Thank you for conflating "not willing" with "unable". Also on suggesting how a 20-40h project will make me appear as an expert in embedded programming.


> Also on suggesting how a 20-40h project will make me appear as an expert in embedded programming.

That was actually my real point. For many smaller companies, it will. General programming experience plus any honest signal, even small, of low-level qualification will get you attention. We get lots of generalist candidates for our embedded positions and the #1 easiest high-signal filter for us is "how do we know they're actually interested in embedded?" Pass that, and things can open up for you.

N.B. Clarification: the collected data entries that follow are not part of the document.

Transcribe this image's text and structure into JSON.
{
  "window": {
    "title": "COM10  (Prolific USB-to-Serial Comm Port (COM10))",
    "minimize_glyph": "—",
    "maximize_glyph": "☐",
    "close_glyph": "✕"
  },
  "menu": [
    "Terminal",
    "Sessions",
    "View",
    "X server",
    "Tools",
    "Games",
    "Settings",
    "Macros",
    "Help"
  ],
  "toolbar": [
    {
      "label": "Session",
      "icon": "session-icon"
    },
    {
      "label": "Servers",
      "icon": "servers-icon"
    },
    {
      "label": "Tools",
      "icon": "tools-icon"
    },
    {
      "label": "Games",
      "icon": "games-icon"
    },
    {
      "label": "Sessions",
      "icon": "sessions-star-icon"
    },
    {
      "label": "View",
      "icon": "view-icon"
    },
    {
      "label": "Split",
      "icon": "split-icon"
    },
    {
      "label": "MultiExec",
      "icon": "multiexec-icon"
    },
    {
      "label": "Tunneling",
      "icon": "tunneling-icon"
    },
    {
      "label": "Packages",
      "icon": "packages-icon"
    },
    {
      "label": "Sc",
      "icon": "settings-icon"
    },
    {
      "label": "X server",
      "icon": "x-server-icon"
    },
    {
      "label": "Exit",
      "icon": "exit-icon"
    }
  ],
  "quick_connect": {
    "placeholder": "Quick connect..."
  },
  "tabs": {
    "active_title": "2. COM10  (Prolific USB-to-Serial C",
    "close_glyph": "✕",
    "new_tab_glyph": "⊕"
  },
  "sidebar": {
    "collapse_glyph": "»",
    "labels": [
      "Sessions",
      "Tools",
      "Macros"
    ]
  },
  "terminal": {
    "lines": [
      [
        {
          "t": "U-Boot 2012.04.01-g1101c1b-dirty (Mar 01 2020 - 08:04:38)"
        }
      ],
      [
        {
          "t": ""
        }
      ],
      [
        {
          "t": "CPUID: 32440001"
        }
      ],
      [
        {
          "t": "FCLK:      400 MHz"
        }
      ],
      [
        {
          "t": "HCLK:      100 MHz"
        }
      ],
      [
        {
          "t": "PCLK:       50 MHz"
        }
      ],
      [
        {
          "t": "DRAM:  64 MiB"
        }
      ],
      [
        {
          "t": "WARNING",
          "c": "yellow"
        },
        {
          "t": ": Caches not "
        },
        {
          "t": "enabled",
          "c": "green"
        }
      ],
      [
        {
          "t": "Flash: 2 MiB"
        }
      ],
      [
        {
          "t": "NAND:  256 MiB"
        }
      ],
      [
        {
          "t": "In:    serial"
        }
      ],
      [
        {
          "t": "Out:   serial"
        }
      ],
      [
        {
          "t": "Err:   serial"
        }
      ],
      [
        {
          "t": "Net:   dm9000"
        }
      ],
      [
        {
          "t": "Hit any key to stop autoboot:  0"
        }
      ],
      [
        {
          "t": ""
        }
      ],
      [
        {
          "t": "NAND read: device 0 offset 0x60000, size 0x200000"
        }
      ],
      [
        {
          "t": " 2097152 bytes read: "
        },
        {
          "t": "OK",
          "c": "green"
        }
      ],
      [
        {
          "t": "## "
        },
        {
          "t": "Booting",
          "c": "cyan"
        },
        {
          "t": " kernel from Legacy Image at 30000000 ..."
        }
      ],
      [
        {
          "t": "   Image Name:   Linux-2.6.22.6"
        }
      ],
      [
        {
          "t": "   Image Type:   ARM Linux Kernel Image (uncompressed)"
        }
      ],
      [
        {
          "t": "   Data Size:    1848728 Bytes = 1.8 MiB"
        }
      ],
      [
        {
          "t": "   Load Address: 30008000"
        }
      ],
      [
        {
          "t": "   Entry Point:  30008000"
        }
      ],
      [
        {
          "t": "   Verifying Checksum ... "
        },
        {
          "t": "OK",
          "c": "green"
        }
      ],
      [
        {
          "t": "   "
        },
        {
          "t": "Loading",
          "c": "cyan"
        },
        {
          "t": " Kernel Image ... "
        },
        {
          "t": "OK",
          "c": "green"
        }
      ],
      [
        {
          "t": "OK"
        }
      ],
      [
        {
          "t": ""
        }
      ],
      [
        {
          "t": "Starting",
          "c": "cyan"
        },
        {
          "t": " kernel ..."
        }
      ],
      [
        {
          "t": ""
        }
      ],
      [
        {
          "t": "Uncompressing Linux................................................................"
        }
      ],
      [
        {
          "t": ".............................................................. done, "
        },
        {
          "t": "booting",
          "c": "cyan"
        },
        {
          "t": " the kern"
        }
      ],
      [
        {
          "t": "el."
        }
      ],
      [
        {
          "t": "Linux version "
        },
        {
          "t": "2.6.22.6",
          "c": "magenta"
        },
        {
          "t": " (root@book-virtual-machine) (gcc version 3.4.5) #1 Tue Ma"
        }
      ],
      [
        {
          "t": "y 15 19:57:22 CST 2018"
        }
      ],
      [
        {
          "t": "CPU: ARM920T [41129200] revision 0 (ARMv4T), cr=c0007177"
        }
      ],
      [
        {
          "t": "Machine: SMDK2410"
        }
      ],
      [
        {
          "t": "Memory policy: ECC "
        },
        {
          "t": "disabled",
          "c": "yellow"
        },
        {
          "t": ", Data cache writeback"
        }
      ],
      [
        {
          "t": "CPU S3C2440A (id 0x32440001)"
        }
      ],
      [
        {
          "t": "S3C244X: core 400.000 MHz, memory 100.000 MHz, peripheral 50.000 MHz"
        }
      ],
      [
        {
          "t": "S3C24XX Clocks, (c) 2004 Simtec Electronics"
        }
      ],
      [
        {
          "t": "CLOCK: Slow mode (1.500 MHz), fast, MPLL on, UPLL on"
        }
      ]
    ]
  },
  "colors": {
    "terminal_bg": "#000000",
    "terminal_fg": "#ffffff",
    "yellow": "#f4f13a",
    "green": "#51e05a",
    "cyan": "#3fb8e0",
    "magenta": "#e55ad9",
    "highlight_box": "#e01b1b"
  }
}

Cool, thanks: that is useful feedback!

I haven't applied for a lower level dev so far, but it gives me some encouragement to maybe try next time I want to switch positions (though I did work or get offers on some embedded dev shops, but on the web side of things).


> That was actually my real point. For many smaller companies, it will.

Just an observation, but I've almost never seen job postings for entry/junior level engineers in the embedded/systems world. Only senior-staff level roles (I get the feeling that a lot of early career talent in these domains is sourced from local university pipelines). This has been my observation across both small companies and large corporations. Are these shops really considering people who's only experience is some contrived side projects at that level?


So, um, are you hiring? And where are you located?


Seattle, and, no, not for firmware engineers (we have a pretty solid firmware team!).